چكيده به لاتين
Abstract
Today, with the development of new technologies and the Internet and social networks, data production is constantly growing, and we are faced with the concept of big data. Therefore, we are facing many challenges in identifying useful information from this amount of data, storing, analyzing, and working with this data. On the other hand, data processing and analysis are not enough, and the human brain tends to find more efficient patterns through visual data representation. Considering an enormous challenge, one must also think about how to visualize this huge amount of data, which data to use, which visualizer to employ, what features to incorporate, and how to display it. The findings show that individual personality differences are highly consistent with users’ preference for information visualization and the use of adaptive visualization is effective in attracting users’ satisfaction. Also, the case studies have shown that the data-driven approach can lead to an interactive and user-centered visualization tool that strengthens the user’s understanding and insight and increases the power of visualization. The user-centered approach tries to optimize the design by placing the user at the center of the design and interacting and adapting to his needs. On the other hand, context-aware applications provide an opportunity to facilitate and strengthen human cognition with technological advances.

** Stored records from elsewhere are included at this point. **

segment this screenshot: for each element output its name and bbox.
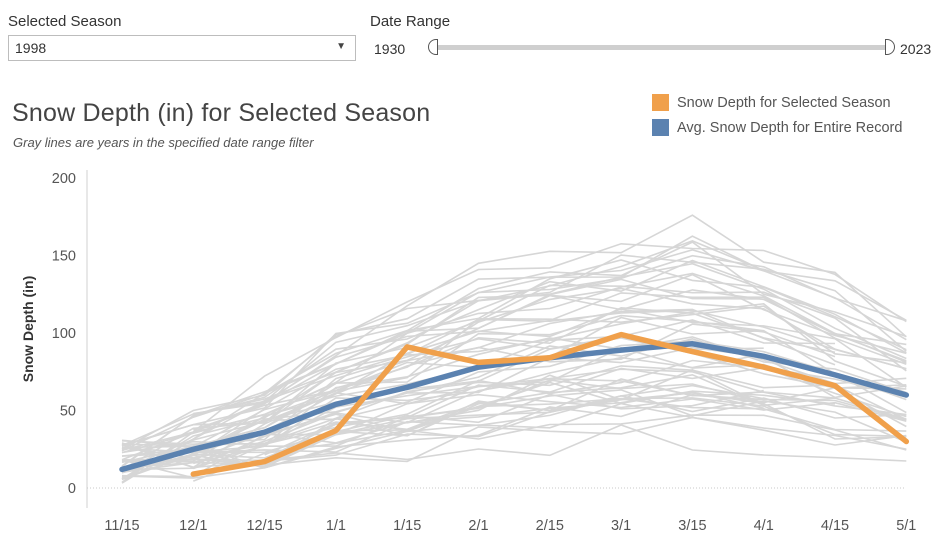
range-slider-max-handle[interactable] <box>885 39 895 55</box>
season-dropdown-value: 1998 <box>15 40 47 56</box>
background-year-line <box>193 353 764 465</box>
season-filter-label: Selected Season <box>8 13 122 30</box>
background-year-line <box>264 289 907 395</box>
background-year-line <box>193 214 907 415</box>
x-tick-label: 1/15 <box>393 518 421 534</box>
series-lines <box>119 331 910 477</box>
x-tick-label: 1/1 <box>326 518 346 534</box>
legend-swatch-selected <box>652 94 669 111</box>
legend-item-selected-season[interactable]: Snow Depth for Selected Season <box>652 90 902 115</box>
chart-subtitle: Gray lines are years in the specified da… <box>13 135 314 150</box>
legend-item-average[interactable]: Avg. Snow Depth for Entire Record <box>652 115 902 140</box>
background-year-line <box>121 393 764 474</box>
background-year-line <box>121 336 907 454</box>
legend-swatch-average <box>652 119 669 136</box>
date-range-label: Date Range <box>370 13 451 30</box>
x-tick-label: 4/1 <box>754 518 774 534</box>
x-tick-label: 2/15 <box>536 518 564 534</box>
chart-title: Snow Depth (in) for Selected Season <box>12 99 431 127</box>
background-year-line <box>121 309 907 471</box>
background-year-line <box>121 254 907 484</box>
x-tick-label: 2/1 <box>468 518 488 534</box>
snow-depth-chart: 0 50 100 150 200 11/15 12/1 12/15 1/1 1/15 2/1 2/15… <box>20 170 916 534</box>
legend-label-selected: Snow Depth for Selected Season <box>677 94 891 111</box>
chevron-down-icon: ▼ <box>336 41 346 52</box>
x-tick-label: 3/15 <box>678 518 706 534</box>
axis-labels: 0 50 100 150 200 11/15 12/1 12/15 1/1 1/15 2/1 2/15… <box>20 171 916 534</box>
background-year-line <box>121 389 907 469</box>
y-axis-title: Snow Depth (in) <box>20 276 36 383</box>
background-year-line <box>192 340 907 455</box>
chart-grid <box>86 170 906 508</box>
background-year-lines <box>121 214 907 484</box>
x-tick-label: 5/1 <box>896 518 916 534</box>
x-tick-label: 11/15 <box>104 518 139 534</box>
range-slider-min-handle[interactable] <box>428 39 438 55</box>
background-year-line <box>121 319 836 446</box>
y-tick-label: 100 <box>52 326 76 342</box>
background-year-line <box>193 378 836 468</box>
y-tick-label: 0 <box>68 481 76 497</box>
range-slider-track[interactable] <box>437 45 892 50</box>
background-year-line <box>121 402 907 479</box>
range-min-value: 1930 <box>374 41 406 57</box>
background-year-line <box>193 365 907 446</box>
range-max-value: 2023 <box>900 41 932 57</box>
y-tick-label: 50 <box>60 404 76 420</box>
background-year-line <box>264 377 907 467</box>
background-year-line <box>121 424 907 470</box>
legend: Snow Depth for Selected Season Avg. Snow… <box>652 90 902 140</box>
y-tick-label: 200 <box>52 171 76 187</box>
background-year-line <box>121 259 907 452</box>
background-year-line <box>192 242 907 433</box>
x-tick-label: 3/1 <box>611 518 631 534</box>
y-tick-label: 150 <box>52 249 76 265</box>
x-tick-label: 12/1 <box>179 518 207 534</box>
x-tick-label: 4/15 <box>821 518 849 534</box>
x-tick-label: 12/15 <box>246 518 282 534</box>
season-dropdown[interactable]: 1998 ▼ <box>8 35 356 61</box>
selected-season-line <box>190 331 910 477</box>
background-year-line <box>121 272 907 461</box>
legend-label-average: Avg. Snow Depth for Entire Record <box>677 119 903 136</box>
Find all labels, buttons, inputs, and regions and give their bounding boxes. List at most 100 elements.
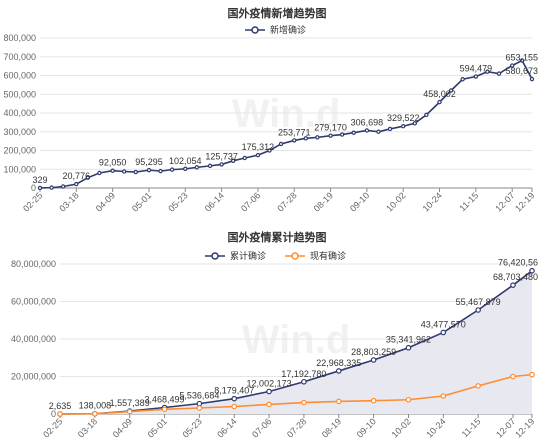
x-tick-label: 06-14 xyxy=(203,190,226,213)
y-tick-label: 20,000,000 xyxy=(11,372,56,382)
data-point xyxy=(448,88,454,93)
data-point xyxy=(255,152,261,158)
x-tick-label: 02-25 xyxy=(41,416,64,439)
data-point xyxy=(278,141,284,147)
x-tick-label: 05-01 xyxy=(146,416,169,439)
data-point xyxy=(37,185,43,191)
data-point xyxy=(85,175,91,180)
y-tick-label: 300,000 xyxy=(3,127,36,137)
data-label: 279,170 xyxy=(314,123,347,133)
data-point xyxy=(440,329,447,336)
y-tick-label: 0 xyxy=(31,183,36,193)
data-point xyxy=(49,185,54,190)
data-point xyxy=(510,282,516,288)
chart-title: 国外疫情新增趋势图 xyxy=(228,6,327,20)
data-label: 138,008 xyxy=(79,401,112,411)
data-label: 17,192,780 xyxy=(281,369,326,379)
y-tick-label: 200,000 xyxy=(3,146,36,156)
x-tick-label: 06-14 xyxy=(215,416,238,439)
data-point xyxy=(194,165,200,170)
x-tick-label: 07-06 xyxy=(250,416,273,439)
data-point xyxy=(475,383,481,389)
x-tick-label: 11-15 xyxy=(460,416,483,439)
data-label: 8,179,407 xyxy=(214,386,254,396)
legend-marker xyxy=(211,252,219,260)
data-point xyxy=(60,184,66,189)
x-tick-label: 05-23 xyxy=(180,416,203,439)
data-point xyxy=(196,405,203,411)
data-point xyxy=(161,406,168,413)
y-tick-label: 500,000 xyxy=(3,89,36,99)
data-label: 329 xyxy=(32,175,47,185)
data-point xyxy=(219,162,224,167)
data-point xyxy=(376,129,381,134)
data-point xyxy=(370,357,377,363)
data-point xyxy=(169,167,175,172)
data-point xyxy=(133,169,138,175)
y-tick-label: 100,000 xyxy=(3,164,36,174)
x-tick-label: 07-28 xyxy=(275,190,298,213)
data-label: 653,155 xyxy=(505,53,538,63)
data-label: 253,771 xyxy=(278,127,311,137)
y-tick-label: 60,000,000 xyxy=(11,297,56,307)
legend: 新增确诊 xyxy=(245,24,306,35)
data-point xyxy=(364,128,370,133)
x-tick-label: 04-09 xyxy=(111,416,134,439)
data-point xyxy=(529,76,535,82)
data-point xyxy=(460,77,465,82)
data-point xyxy=(509,63,515,68)
data-point xyxy=(335,398,342,405)
x-tick-label: 05-01 xyxy=(130,190,153,213)
legend-label: 新增确诊 xyxy=(270,24,306,35)
series-area xyxy=(60,270,532,414)
data-point xyxy=(146,167,152,173)
y-tick-label: 600,000 xyxy=(3,71,36,81)
data-point xyxy=(303,136,309,141)
data-point xyxy=(412,121,417,126)
data-label: 125,737 xyxy=(205,151,238,161)
x-tick-label: 03-18 xyxy=(57,190,80,213)
x-tick-label: 10-02 xyxy=(390,416,413,439)
x-tick-label: 07-28 xyxy=(285,416,308,439)
data-point xyxy=(301,378,307,385)
legend-item: 累计确诊 xyxy=(205,250,266,261)
data-point xyxy=(207,163,213,169)
data-label: 329,522 xyxy=(387,113,420,123)
x-tick-label: 09-10 xyxy=(355,416,378,439)
y-tick-label: 700,000 xyxy=(3,52,36,62)
x-tick-label: 12-07 xyxy=(493,190,516,213)
data-point xyxy=(475,307,481,313)
data-label: 594,479 xyxy=(460,64,493,74)
data-point xyxy=(335,368,342,374)
data-point xyxy=(110,168,115,173)
data-point xyxy=(405,396,412,403)
x-tick-label: 05-23 xyxy=(166,190,189,213)
y-tick-label: 0 xyxy=(51,409,56,419)
data-point xyxy=(267,148,272,153)
y-tick-label: 400,000 xyxy=(3,108,36,118)
data-point xyxy=(266,401,272,408)
data-label: 2,635 xyxy=(49,401,72,411)
x-tick-label: 11-15 xyxy=(457,190,480,213)
x-tick-label: 04-09 xyxy=(94,190,117,213)
x-tick-label: 10-02 xyxy=(384,190,407,213)
data-label: 55,467,879 xyxy=(456,297,501,307)
x-tick-label: 08-19 xyxy=(312,190,335,213)
data-point xyxy=(231,395,238,402)
x-tick-label: 12-19 xyxy=(513,190,536,213)
data-point xyxy=(158,168,163,174)
data-point xyxy=(328,133,333,138)
data-point xyxy=(242,155,247,161)
x-tick-label: 12-19 xyxy=(513,416,536,439)
cumulative-cases-chart: Win.d 国外疫情累计趋势图 累计确诊 现有确诊 0 20,000,000 40,000,… xyxy=(0,223,554,446)
data-point xyxy=(387,126,393,132)
data-label: 3,468,499 xyxy=(145,394,185,404)
legend-marker xyxy=(251,26,259,34)
x-tick-label: 12-07 xyxy=(494,416,517,439)
x-tick-label: 09-10 xyxy=(348,190,371,213)
data-point xyxy=(92,411,98,417)
data-point xyxy=(57,411,63,417)
data-point xyxy=(126,408,133,415)
data-point xyxy=(473,74,479,79)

This research aims to design and prototype a data-driven User-centric data visualizer while paying attention to user context. We implemented this visualizer by presenting a comprehensive architecture. To achieve this, we investigated and evaluated the personality traits of 87 people (48 women and 39 men in the age range of 19 to 39 years), who were computer science students and graduates, using the NEO-FFI questionnaire. After examining the results, we selected three personality groups for the study. In the following, while interacting with users and observing some design principles and rules, prototyping three types of user interfaces according to the personality characteristics of users and one user interface for neutral mode was done. After comparing and evaluating several machine learning algorithms, we chose the logistic regression algorithm with a prediction accuracy of 0.87 for modeling. Also, the results of the final evaluation showed that users prefer the user interface designed according to their personality and needs. On the other hand, according to the context, a big step was taken toward increasing the level of user satisfaction in using data visualizers.